Tuesday, April 04, 2006
By Jeanne Jackson DeVoe
Family Matters
My 6-year-old emptied his piggy bank and then went hunting for the toy of his dreams. It would take his life savings (about $7), but he was willing to plunk down his whole bag of change for a long sword, a dagger and a bow and arrow with suction cup darts.
And here I am, the weapon-hating mom who has banned guns and confiscated water pistols. And here's my 6-year-old looking up at me with a light in his eyes. He's picturing himself a swashbuckling knight. He doesn't know that I'm envisioning the life of crime that could begin this very day. And yet, how can I say no to this boy with the shining eyes?
"You know mommy doesn't like weapons," I tell him. He nods his head solemnly, sensing my weakness. "You can pretend with these things but I don't want to see you using them against anyone," I tell him. "I'll shoot trees," he assures me. He sees I am folding like a piece of soggy cardboard and he jumps up and down with excitement.
Naturally, he couldn't resist showing off his new arsenal. He chooses two weapon-hating moms in the grocery store and unveils his new toy. He doesn't notice their obvious lack of enthusiasm or their questioning looks at me. I feel my face getting red.
"He spent his own allowance," I mutter. "He had his heart set on it."
Had I become one of those over-indulgent parents who throw principles out the window just to please her kids?
Maybe I'm just fooling myself but, in the end, I decided that swords are not the dangerous weapons that guns are to kids and our society.
There are many reasons toy guns aren't safe. They can be mistaken for real weapons, shoot pellets or other things that can injure a child, and confuse children about the danger of real guns.

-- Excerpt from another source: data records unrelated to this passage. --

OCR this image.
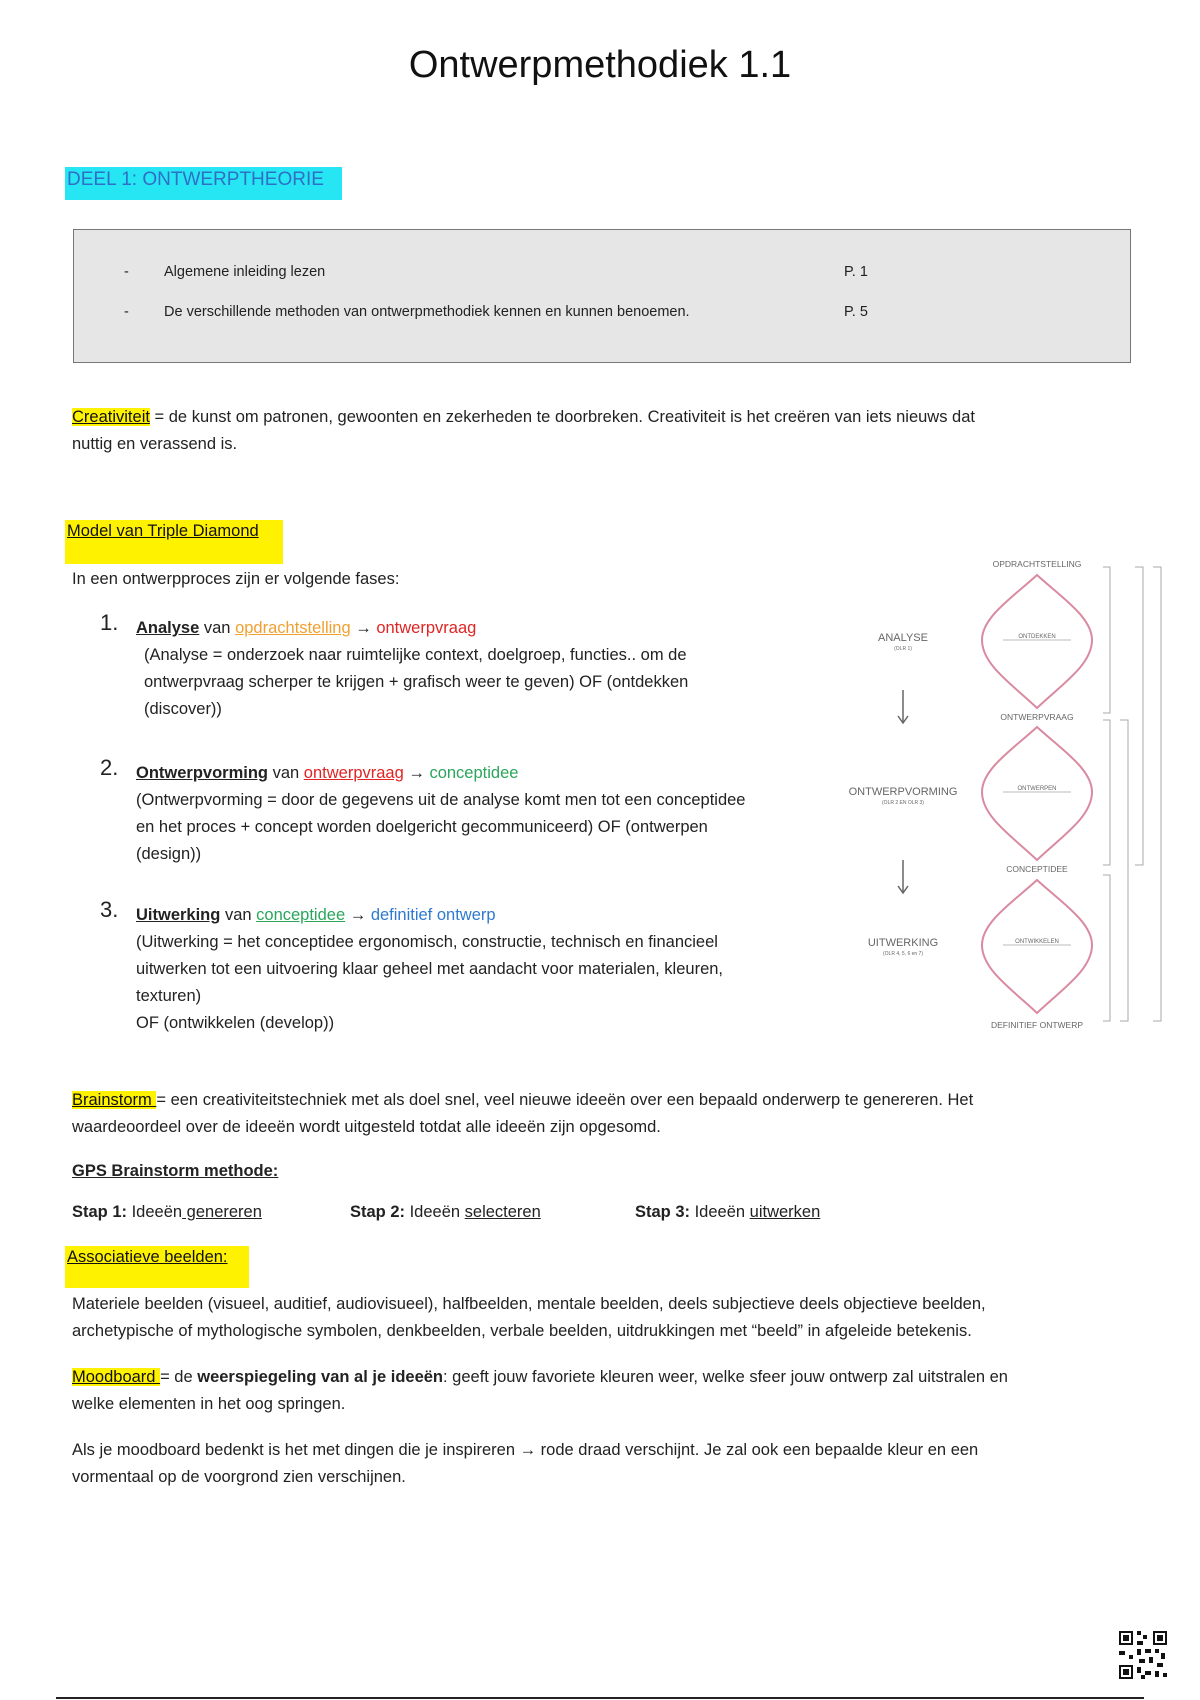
Ontwerpmethodiek 1.1
DEEL 1: ONTWERPTHEORIE
- Algemene inleiding lezen	P. 1
- De verschillende methoden van ontwerpmethodiek kennen en kunnen benoemen.	P. 5
Creativiteit = de kunst om patronen, gewoonten en zekerheden te doorbreken. Creativiteit is het creëren van iets nieuws dat
nuttig en verassend is.
Model van Triple Diamond
In een ontwerpproces zijn er volgende fases:
1. Analyse van opdrachtstelling → ontwerpvraag
(Analyse = onderzoek naar ruimtelijke context, doelgroep, functies.. om de
ontwerpvraag scherper te krijgen + grafisch weer te geven) OF (ontdekken
(discover))
2. Ontwerpvorming van ontwerpvraag → conceptidee
(Ontwerpvorming = door de gegevens uit de analyse komt men tot een conceptidee
en het proces + concept worden doelgericht gecommuniceerd) OF (ontwerpen
(design))
3. Uitwerking van conceptidee → definitief ontwerp
(Uitwerking = het conceptidee ergonomisch, constructie, technisch en financieel
uitwerken tot een uitvoering klaar geheel met aandacht voor materialen, kleuren,
texturen)
OF (ontwikkelen (develop))
OPDRACHTSTELLING
ONTWERPVRAAG
CONCEPTIDEE
DEFINITIEF ONTWERP
ONTDEKKEN
ONTWERPEN
ONTWIKKELEN
ANALYSE
(OLR 1)
ONTWERPVORMING
(OLR 2 EN OLR 3)
UITWERKING
(OLR 4, 5, 6 en 7)
Brainstorm = een creativiteitstechniek met als doel snel, veel nieuwe ideeën over een bepaald onderwerp te genereren. Het
waardeoordeel over de ideeën wordt uitgesteld totdat alle ideeën zijn opgesomd.
GPS Brainstorm methode:
Stap 1: Ideeën genereren	Stap 2: Ideeën selecteren	Stap 3: Ideeën uitwerken
Associatieve beelden:
Materiele beelden (visueel, auditief, audiovisueel), halfbeelden, mentale beelden, deels subjectieve deels objectieve beelden,
archetypische of mythologische symbolen, denkbeelden, verbale beelden, uitdrukkingen met “beeld” in afgeleide betekenis.
Moodboard = de weerspiegeling van al je ideeën: geeft jouw favoriete kleuren weer, welke sfeer jouw ontwerp zal uitstralen en
welke elementen in het oog springen.
Als je moodboard bedenkt is het met dingen die je inspireren → rode draad verschijnt. Je zal ook een bepaalde kleur en een
vormentaal op de voorgrond zien verschijnen.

They also send a message that guns are OK. (They are not OK. They killed more than 30,000 people in 2002, according to the Centers for Disease Control.)
Yet, as the mother of two boys who were weaned on PBS and,until recently, never allowed even a water gun, I know children will turn sticks and fingers and Lego blocks into guns and swords. And part of me feels like boys have a natural inclination to play games that involve good guys and bad guys and battles. And this doesn't necessarily mean they're naturally more violent than girls. They just need some way to pretend they are strong and powerful. I'm reluctant to give them the message that their desire to do that is bad.

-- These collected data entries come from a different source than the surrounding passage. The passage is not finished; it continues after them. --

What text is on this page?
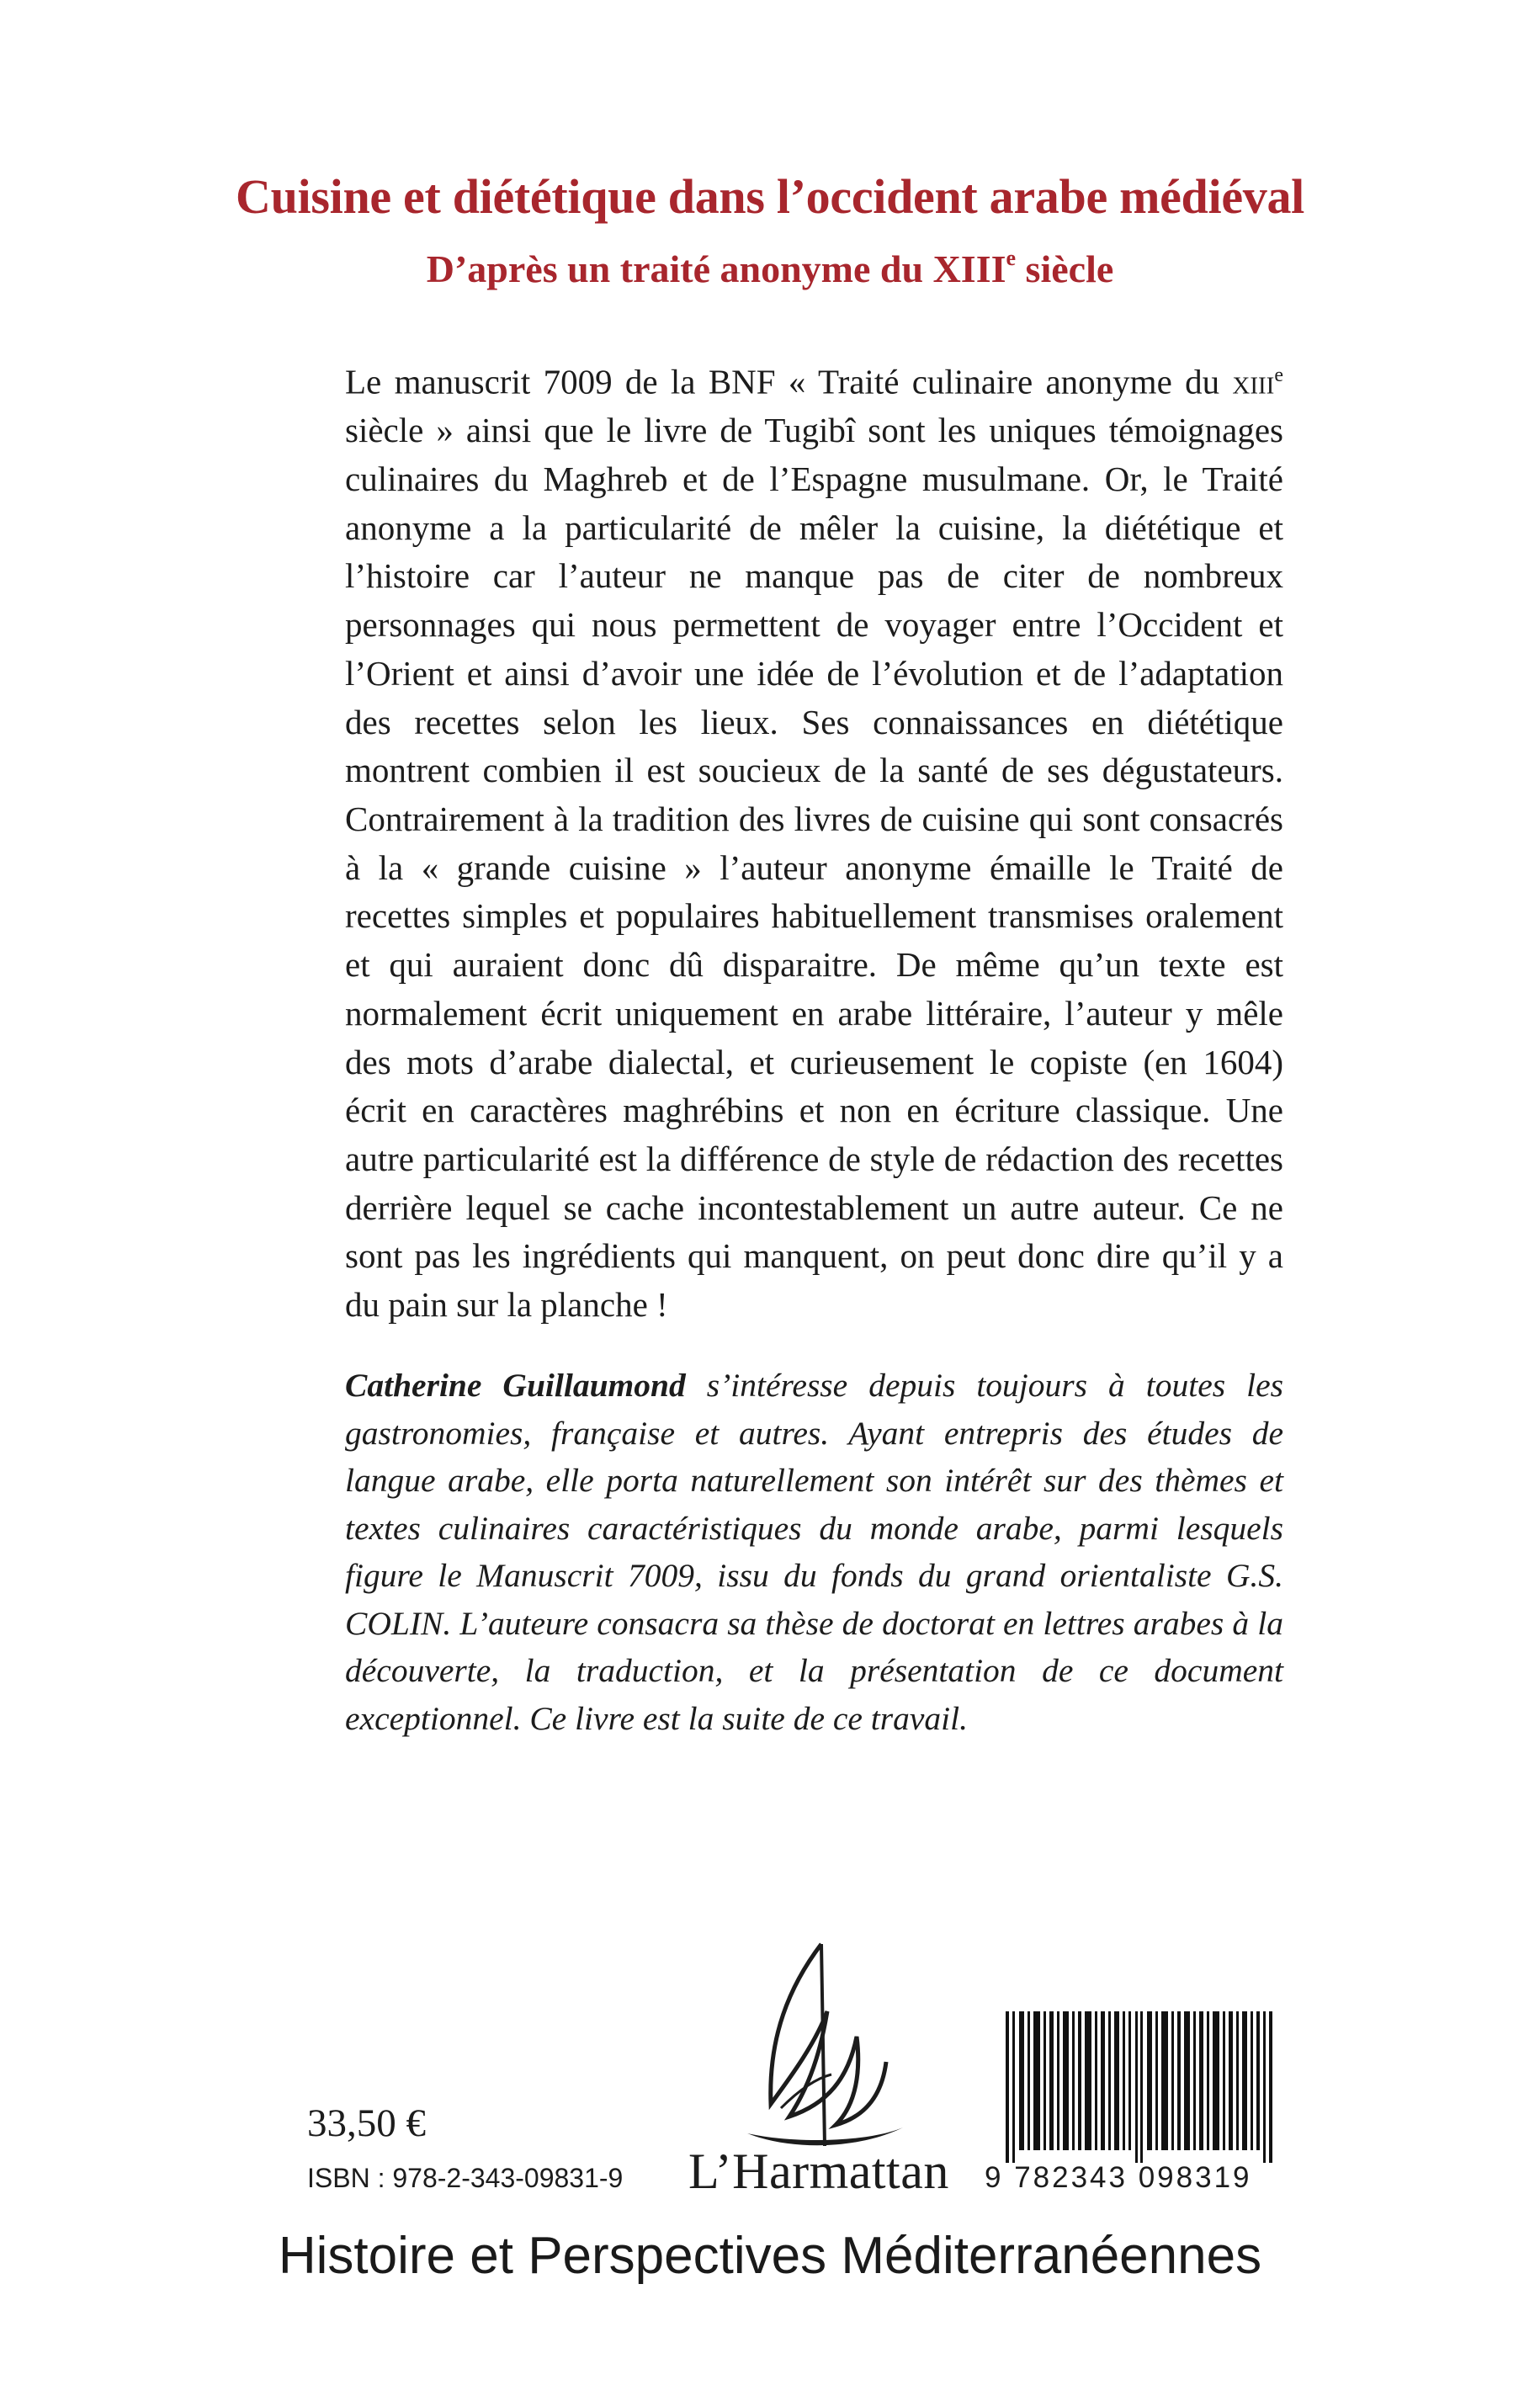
Cuisine et diététique dans l’occident arabe médiéval
D’après un traité anonyme du XIIIe siècle

Le manuscrit 7009 de la BNF « Traité culinaire anonyme du xiii$^e$ siècle » ainsi que le livre de Tugibî sont les uniques témoignages culinaires du Maghreb et de l’Espagne musulmane. Or, le Traité anonyme a la particularité de mêler la cuisine, la diététique et l’histoire car l’auteur ne manque pas de citer de nombreux personnages qui nous permettent de voyager entre l’Occident et l’Orient et ainsi d’avoir une idée de l’évolution et de l’adaptation des recettes selon les lieux. Ses connaissances en diététique montrent combien il est soucieux de la santé de ses dégustateurs. Contrairement à la tradition des livres de cuisine qui sont consacrés à la « grande cuisine » l’auteur anonyme émaille le Traité de recettes simples et populaires habituellement transmises oralement et qui auraient donc dû disparaitre. De même qu’un texte est normalement écrit uniquement en arabe littéraire, l’auteur y mêle des mots d’arabe dialectal, et curieusement le copiste (en 1604) écrit en caractères maghrébins et non en écriture classique. Une autre particularité est la différence de style de rédaction des recettes derrière lequel se cache incontestablement un autre auteur. Ce ne sont pas les ingrédients qui manquent, on peut donc dire qu’il y a du pain sur la planche !

Catherine Guillaumond s’intéresse depuis toujours à toutes les gastronomies, française et autres. Ayant entrepris des études de langue arabe, elle porta naturellement son intérêt sur des thèmes et textes culinaires caractéristiques du monde arabe, parmi lesquels figure le Manuscrit 7009, issu du fonds du grand orientaliste G.S. COLIN. L’auteure consacra sa thèse de doctorat en lettres arabes à la découverte, la traduction, et la présentation de ce document exceptionnel. Ce livre est la suite de ce travail.

33,50 €

ISBN : 978-2-343-09831-9 L’Harmattan	9 782343 098319

Histoire et Perspectives Méditerranéennes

And too much political correctness can get silly. One mother I know objected to a group of children at our preschool carrying rifles when they acted out "Peter and the Wolf" in a preschool play. Well, those hunters are essential to the story of "Peter and the Wolf" and they bring back the wolf alive. When this woman suggested that her son pretend he was hunting vegetables instead of wolves, I felt sorry for that little boy.
Still, I can't deny that my 6-year-old's tiny bow and arrow, plastic dagger and swords are weapons. They represent real-world weapons that can kill people. I had already shown my weak will when I allowed my older son to go to a laser party in which the kids chased one another with light beams.
"I don't like the fact that it involves guns and you shoot each other," I objected feebly.
"It's not like a gun, it's like a gas pump and we shoot light," my son argued.
I let my older son have a neon-colored plastic gun when he was a policeman for Halloween. But that gun mysteriously disappeared after Halloween and, strangely enough, so has every other water pistol, super soaker and disc shooter in the house. They all went to gun heaven. The gun ban remains in effect despite tearful pleas from my children.
"Guns kill people," I tell them.
My sons know they have to resort to their fingers if they want to play cowboys or cops and robbers. I'm OK with that, but I still hate weapons.
In the end, I just couldn't bring myself to tell my son he couldn't spend every penny he had to transform himself into a knight in shining armor.